Apple sembra pronta a rivoluzionare ancora una volta il mondo degli smartwatch. Secondo un nuovo report basato su codice interno per sviluppatori, l’azienda di Cupertino starebbe lavorando all’integrazione del Touch ID sugli Apple Watch, una funzionalità che potrebbe debuttare non prima del 2026. Se le indiscrezioni si riveleranno corrette, il primo modello a beneficiarne potrebbe essere l’Apple Watch Ultra 4, atteso per il prossimo anno.
Il riferimento trovato nel codice utilizza il nome “AppleMesa”, che da tempo è il termine interno con cui Apple indica il sistema di riconoscimento tramite impronta digitale. Questo lascia intendere che il progetto sia già in fase di sviluppo, anche se ancora a livello prototipale. Per questo motivo, gli orologi che usciranno nel corso del 2025 non saranno dotati di questa novità.
Resta da capire dove Apple posizionerà il sensore di impronte. Guardando al mondo degli smartphone, le ipotesi più concrete sono due: un sensore ottico integrato nel display oppure un sensore fisico inserito nel pulsante laterale. Entrambe le soluzioni avrebbero pro e contro, ma l’adozione di un sistema sotto lo schermo permetterebbe di mantenere il design pulito che contraddistingue l’Apple Watch, mentre l’opzione sul tasto laterale risulterebbe più semplice da implementare e potenzialmente più affidabile.

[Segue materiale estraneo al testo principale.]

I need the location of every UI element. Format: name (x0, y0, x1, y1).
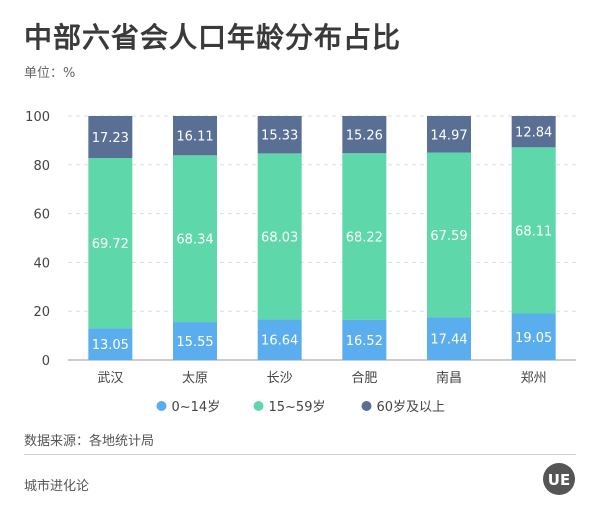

A rendere ancora più credibili queste voci c’è il fatto che, proprio la scorsa settimana, era trapelato un altro rumor secondo cui la gamma Apple Watch riceverà un grande restyling nel 2026. Un design rinnovato potrebbe quindi includere anche un ripensamento della disposizione dei pulsanti e degli spazi, ideale per accogliere un sensore biometrico. Inoltre, sempre secondo indiscrezioni, la nuova generazione potrebbe introdurre un processore aggiornato, capace di garantire prestazioni migliori e maggiore efficienza energetica.
L’arrivo del Touch ID su Apple Watch non sarebbe soltanto una novità estetica o di comodità, ma avrebbe anche importanti implicazioni per la sicurezza. Attualmente, gli smartwatch di Apple si affidano al codice PIN e al blocco automatico quando vengono rimossi dal polso. L’introduzione di un sistema di riconoscimento biometrico permetterebbe di rafforzare la protezione dei dati personali, soprattutto considerando l’aumento delle funzioni legate ai pagamenti contactless tramite Apple Pay e alla gestione di dati sanitari sensibili.
Naturalmente, come accade con tutte le indiscrezioni, bisogna prendere queste informazioni con cautela. Non è la prima volta che si parla di nuove tecnologie per l’Apple Watch che poi non sono arrivate sul mercato. Tuttavia, la combinazione di un nuovo design, di un processore migliorato e dell’integrazione del Touch ID potrebbe rappresentare il passo evolutivo più importante degli ultimi anni per la linea di smartwatch di Cupertino.